At the start of the 1960s Lee Perry was new to the music business. He began at Studio One recording sides that drew heavily on US R’n’B, Jamaican folk music and had already showed his love of the sexually charged stanzas with songs like Roast Duck and Dr Dick. Since leaving Dodd’s set up he had continued to record sides as an artist but had been learning the production side of the business including stints at WIRL and Joe Gibbs, as well as the obscure Deltone label.
Perry’s move into production was not only commercially successful and prodigious but saw his music became a key element in the burgeoning Skinhead scene in the UK: His ‘Tighten Up’ (Inspirations) was used to name a series of cheap compilations that helped spread reggae across the working class in many urban cities & towns – the cheesecake covers with semi naked women helped! Tracks like ‘Live Injection’ became anthemic, as the orange & white UK ‘Upsetter’ imprint became iconic in the UKs Youth culture.
From his beginnings as an artist Scratch drew from a range of influences – both musical and cultural but it was his desire to push musical boundaries that set him apart from other Reggae producers and artists. Musically Scratch not only used traditional Jamaican music but had a love of US R’n’B that could be picked up from US based radio stations and heard at Sounds on 78’s. Perry loved to reference street culture in his productions and thus Westerns figured strongly in his musical mix in the years covered by High Plains Drifter, as Spaghetti Westerns were extremely popular in down town Kingston with screenings having bands like the Upsetters, opening the show. Later when Kung Fu films became the craze, Perry unreleased a batch of singles, and albums, inspired by the genre.

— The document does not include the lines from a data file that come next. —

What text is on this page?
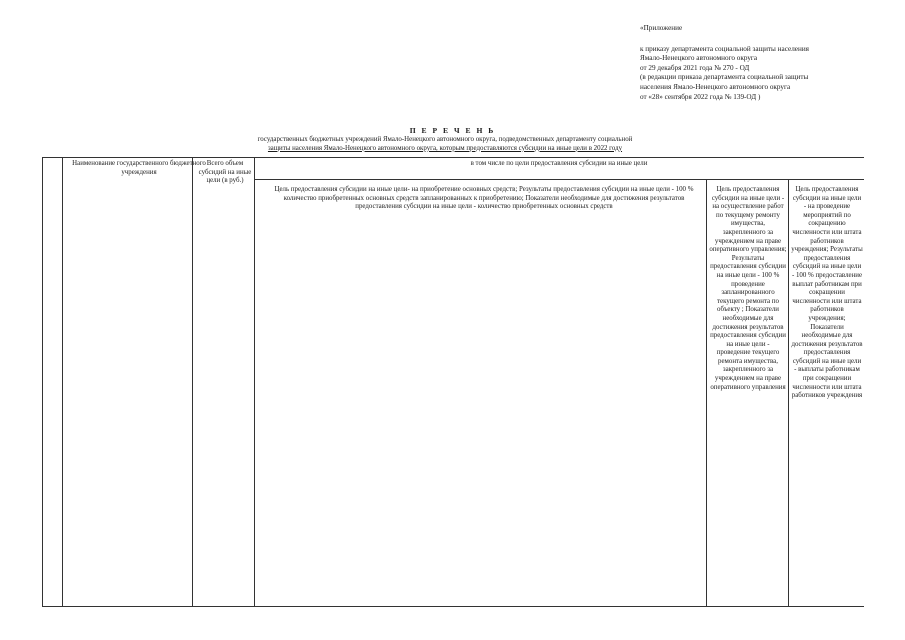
«Приложение
к приказу департамента социальной защиты населения
Ямало-Ненецкого автономного округа
от 29 декабря 2021 года № 270 - ОД
(в редакции приказа департамента социальной защиты
населения Ямало-Ненецкого автономного округа
от «28» сентября 2022 года № 139-ОД )
П Е Р Е Ч Е Н Ь
государственных бюджетных учреждений Ямало-Ненецкого автономного округа, подведомственных департаменту социальной
защиты населения Ямало-Ненецкого автономного округа, которым предоставляются субсидии на иные цели в 2022 году
Наименование государственного бюджетного учреждения
Всего объем субсидий на иные цели (в руб.)
в том числе по цели предоставления субсидии на иные цели
Цель предоставления субсидии на иные цели- на приобретение основных средств; Результаты предоставления субсидии на иные цели - 100 % количество приобретенных основных средств запланированных к приобретению; Показатели необходимые для достижения результатов предоставления субсидии на иные цели - количество приобретенных основных средств
Цель предоставления субсидии на иные цели - на осуществление работ по текущему ремонту имущества, закрепленного за учреждением на праве оперативного управления; Результаты предоставления субсидии на иные цели - 100 % проведение запланированного текущего ремонта по объекту ; Показатели необходимые для достижения результатов предоставления субсидии на иные цели - проведение текущего ремонта имущества, закрепленного за учреждением на праве оперативного управления
Цель предоставления субсидии на иные цели - на проведение мероприятий по сокращению численности или штата работников учреждения; Результаты предоставления субсидий на иные цели - 100 % предоставление выплат работникам при сокращении численности или штата работников учреждения; Показатели необходимые для достижения результатов предоставления субсидий на иные цели - выплаты работникам при сокращении численности или штата работников учреждения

It was Perry’s passion for Spaghetti Westerns that gave birth to his UK Top 5 ‘Return of Django’ as well both the fine ‘Val Blows In’ and the eponymous ‘High Plains Drifter’. Val’s R’n’B influenced horns were a trade mark on many of Perry’s early productions and here he’s given full reign on this cut of Sir Lord Comics classic ‘Django Shoots First’ ( ‘Bronco’ in the UK). Our title track puts you right in Sergio Leone territory – eyes blinking from the scorching sun. ‘Amigo’ is a cut of ‘Sipreano’ with a lovely Perry cod spaghetti western intro.
Always pushing boundaries Scratch worked with, ex-mento star, Count Sticky who provided ‘Jive talking’ inspired intros and exultations over Perry’s sharp rhythms. Of course the word ‘Boss’ has recently resurfaced in the talk of the new generation of music makers…. In what was, in 1968, another global first we present an alternate mix of the Mellotones ‘What a botheration’ – Perry’s uses the pans, much as he did in ‘Handy Cap’, to provide a new feel to an existing piece of work. Alternate mixes were to become one of Perry’s production trade marks at his fabled Black Ark studio and of course are now an everyday part of music marketing.
This album pulls together undocumented Jamaican singles (& one dub plate) that beautifully showcase all these influences and Perry’s development as a producer. It was his desire to push musical boundaries that set him apart from other Reggae producers.
High Plains Drifter comes in a single CD format and double vinyl Lp. The usual high quality packaging and graphics are all secondary to a great set of productions from the Upsetter that are as good as anything we have previously released on Pressure Sounds from Mr Perry.